Cheix-en Retz l’a voté à l’unanimité en mai 2018 après des dégradations au terrain de sport et des buts volés, mais la Préfecture l’a refusé bien que de forts soupçons pesaient sur les mineurs des communes voisines.
Ailleurs, d’autres communes l’ont fait – par exemple Longué-Jumelles (49) dont le maire Frédéric Mortier est maintenant secrétaire général de Debout la France.
L’arrêté avait été pris en 2012 suite à deux importantes bagarres en ville.
Il en a expliqué les raisons dans nos colonnes : « c’était nécessaire pour mettre hors d’état de nuire deux bandes qui mettaient le feu à la commune.
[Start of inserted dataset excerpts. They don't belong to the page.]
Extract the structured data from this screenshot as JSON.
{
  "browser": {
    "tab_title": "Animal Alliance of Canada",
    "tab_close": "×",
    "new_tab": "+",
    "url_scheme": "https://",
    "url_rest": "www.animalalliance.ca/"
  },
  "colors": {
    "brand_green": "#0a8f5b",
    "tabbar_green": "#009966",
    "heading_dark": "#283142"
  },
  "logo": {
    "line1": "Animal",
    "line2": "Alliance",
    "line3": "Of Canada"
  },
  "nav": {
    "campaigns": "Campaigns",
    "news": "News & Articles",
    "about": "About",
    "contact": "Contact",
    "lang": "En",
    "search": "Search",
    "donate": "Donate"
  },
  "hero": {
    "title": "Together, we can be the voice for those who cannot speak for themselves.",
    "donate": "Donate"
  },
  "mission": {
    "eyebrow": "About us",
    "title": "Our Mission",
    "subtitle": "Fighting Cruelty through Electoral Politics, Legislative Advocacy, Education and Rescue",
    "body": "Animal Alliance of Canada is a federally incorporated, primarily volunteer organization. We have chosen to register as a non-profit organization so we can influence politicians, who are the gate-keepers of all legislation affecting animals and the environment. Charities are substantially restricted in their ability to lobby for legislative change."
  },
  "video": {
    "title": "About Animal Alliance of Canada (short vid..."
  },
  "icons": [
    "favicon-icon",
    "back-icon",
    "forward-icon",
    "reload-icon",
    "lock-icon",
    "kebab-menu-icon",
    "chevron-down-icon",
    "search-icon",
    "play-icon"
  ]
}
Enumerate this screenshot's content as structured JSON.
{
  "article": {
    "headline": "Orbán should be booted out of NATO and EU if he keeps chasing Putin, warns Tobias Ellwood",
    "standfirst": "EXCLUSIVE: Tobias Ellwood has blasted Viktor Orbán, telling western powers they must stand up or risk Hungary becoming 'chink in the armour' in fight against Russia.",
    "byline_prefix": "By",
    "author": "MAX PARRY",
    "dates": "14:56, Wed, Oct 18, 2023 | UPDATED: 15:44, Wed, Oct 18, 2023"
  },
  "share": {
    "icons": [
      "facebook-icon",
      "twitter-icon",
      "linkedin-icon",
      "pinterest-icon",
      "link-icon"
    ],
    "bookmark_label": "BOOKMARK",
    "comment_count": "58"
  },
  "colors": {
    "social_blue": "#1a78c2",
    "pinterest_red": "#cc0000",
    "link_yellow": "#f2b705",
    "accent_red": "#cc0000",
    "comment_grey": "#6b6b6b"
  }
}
Et pourtant à l’époque j’ai eu droit au Figaro et Libé qui m’ont appelé pour me dire que je suis d’extrême-droite. A l’époque, l’État ne voulait rien entendre ».

Des familles dépassées…

Jean Teurnier avance quelques raisons.
« Certains sont issus de familles monoparentales ou dépassées, leurs parents n’ont pas de prise sur eux. Ils n’ont rien à faire. Ils étalent leurs forfaits sur Facebook. Et il y a l’effet de bande ».
La réunion avec les jeunes en mairie « ne s’est pas trop mal passée. Mais pour être franc, ils nous ont proposé de construire une route pour qu’ils puissent s’adonner à leurs rodéos ».
« Il y a des jeunes de familles d’ici, quelques autres qui sont les enfants de personnes qui ont acheté des maisons sur la commune récemment, ils sont français, on les a déjà vus à la maison des Jeunes ici », achève le maire.
La plupart ?
« Bon, il y a aussi un ou deux nord-africains parmi eux », reconnaît le maire qui « refuse de stigmatiser ».